I have a column in my dataframe from a survey that has two different units in it. I need to remove these and convert the info into a consistent unit ie a column of all cm without the unit being present.
Here is some sample data
df <- data.frame(v1 = c('100 cm', '6 foot 10', '200 cm', '5 foot 11')
I attempted to use this readr::parse_number(df$v1) but that would turn '6 foot 10' into 6. I'm not sure it's that helpful anyway because I still need to convert the heights recorded as feet and inches into cm
CodePudding user response:
You can split the strings by foot ('6 foot 10'
>> c(6, 10)
), and then map through the items, parse them as numbers, and -- if they have length 2 (ie, are the result of a string split) -- multiply them by the conversion rates.
library(tidyverse)
df$v1 %>%
strsplit(" foot ") %>%
map_dbl(function(num){
num = parse_number(num)
if(length(num) == 2) {sum(num * c(30.48, 2.54))} else {num}})

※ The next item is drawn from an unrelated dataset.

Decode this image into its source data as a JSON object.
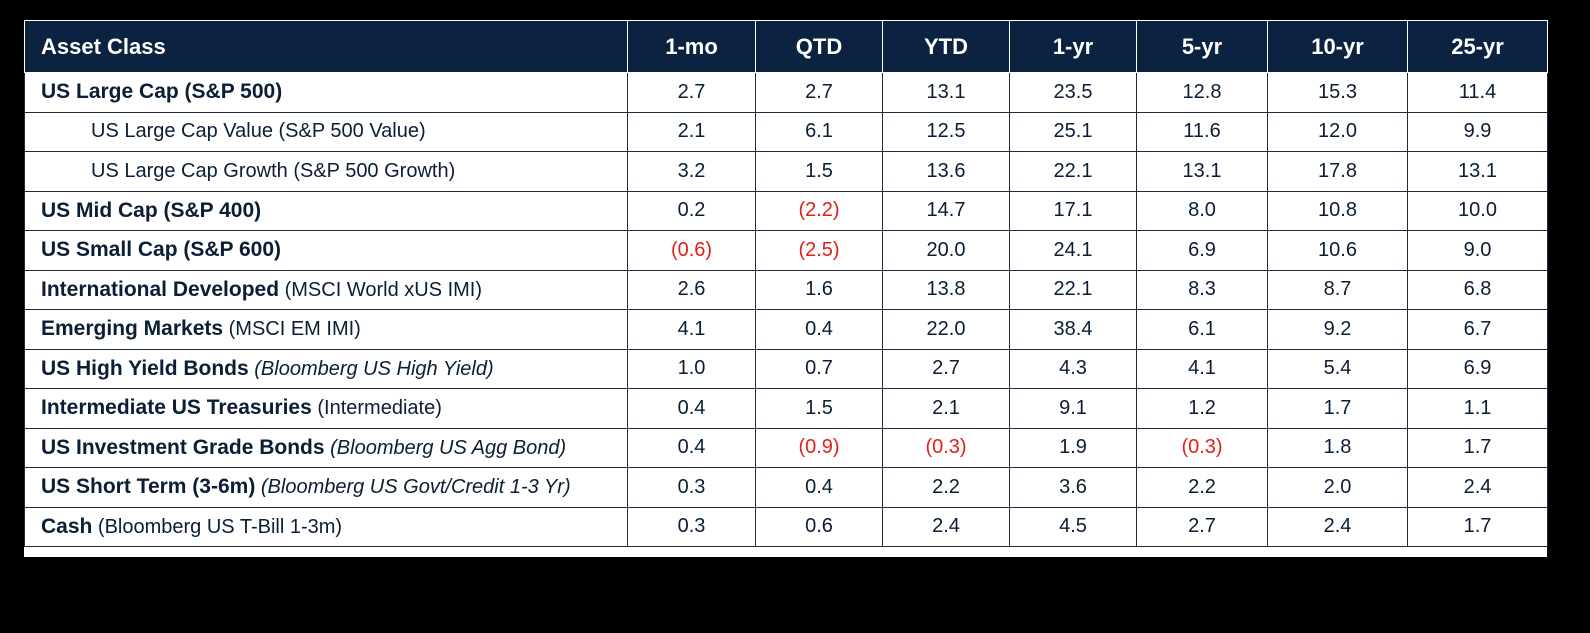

[1] 100.00 208.28 200.00 180.34
Another option, but less elegant in my opinion, is to change the '6 foot 10'
to
'6*30.48 2.54*10'
(multiply the #feet and #inches with their conversion rates) using stringr::str_replace_all
, and then evaluate those strings as expressions with eval
parse
(with a mapping function like sapply
or purrr::map
, because these functions are not vectorised).
df$v1 %>%
str_replace_all(c(" cm" = "", " foot " = "*30.48 2.54*")) %>%
map_dbl(~ parse(text = .x) %>% eval())
[1] 100.00 208.28 200.00 180.34
CodePudding user response:
Maybe something like this (with tidyverse):
df %>% mutate(
units = case_when(
str_detect(v1, ".cm") ~ "cm",
str_detect(v1, ".foot") ~ "foot"
)
)
Then you get a unit column and based on that can apply a conversion factor.